Case Reserved from Superior Court, New Haven County; George E Hinman, Judge.

Proceeding under the Workmen's Compensation Act by Cazmeri Biederzycki for the death of Chester Biederzycki, her husband, opposed by the Farrel Foundry & Machine Company employer, and another. From a finding and award of the compensation commissioner, defendants appeal to the superior court in New Haven county, by which it was reserved for advice of Supreme Court of Errors. Dismissal of appeal advised.
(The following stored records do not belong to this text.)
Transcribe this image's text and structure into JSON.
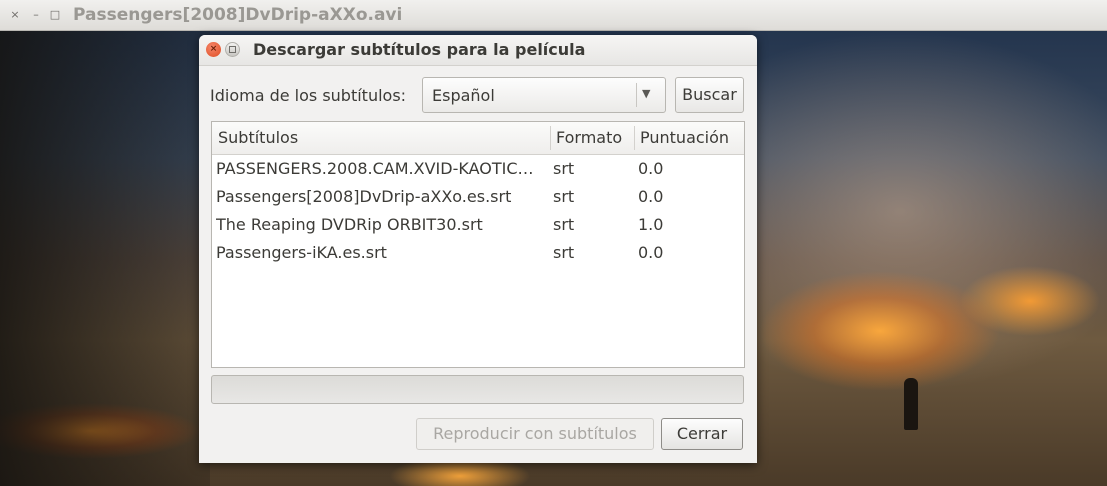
{
  "player": {
    "title": "Passengers[2008]DvDrip-aXXo.avi",
    "close_glyph": "×",
    "minimize_glyph": "–",
    "maximize_glyph": "□"
  },
  "dialog": {
    "title": "Descargar subtítulos para la película",
    "close_glyph": "×",
    "language_label": "Idioma de los subtítulos:",
    "language_value": "Español",
    "combo_arrow": "▼",
    "search_button": "Buscar",
    "columns": [
      "Subtítulos",
      "Formato",
      "Puntuación"
    ],
    "rows": [
      {
        "name": "PASSENGERS.2008.CAM.XVID-KAOTIC…",
        "format": "srt",
        "score": "0.0"
      },
      {
        "name": "Passengers[2008]DvDrip-aXXo.es.srt",
        "format": "srt",
        "score": "0.0"
      },
      {
        "name": "The Reaping DVDRip ORBIT30.srt",
        "format": "srt",
        "score": "1.0"
      },
      {
        "name": "Passengers-iKA.es.srt",
        "format": "srt",
        "score": "0.0"
      }
    ],
    "progress_fraction": 0,
    "play_button": "Reproducir con subtítulos",
    "close_button": "Cerrar"
  },
  "colors": {
    "accent": "#f07746",
    "close_dot": "#de4c22"
  }
}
Chester Biederzycki had a contract of employment with the defendant the Farrel Foundry & Machine Company for a considerable period of time, and sustained an injury arising out of and in the course of that employment, for which the defendant company was adjudged, on June 19, 1923, to pay him an award. The injury so suffered was from a diseased condition of his heart, due in part to pre-existing disease, and in part to aggravation of pre-existing disease. On August 12, 1924 Biederzycki died at Ansonia, and the injury described in the original award was causally connected with, and a contributing factor to, his death. The claimant is the lawful wife of the deceased, living with and regularly receiving support from him in his lifetime. The commissioner adjudged that defendant company pay to the claimant wife compensation at the rate of $13.025 per week for not to exceed 312 weeks from and after the 12th day of August, 1924, and further adjudged that the award was made subject to any proper modification in the event of the death or remarriage of the claimant within the 6-year period covering the award.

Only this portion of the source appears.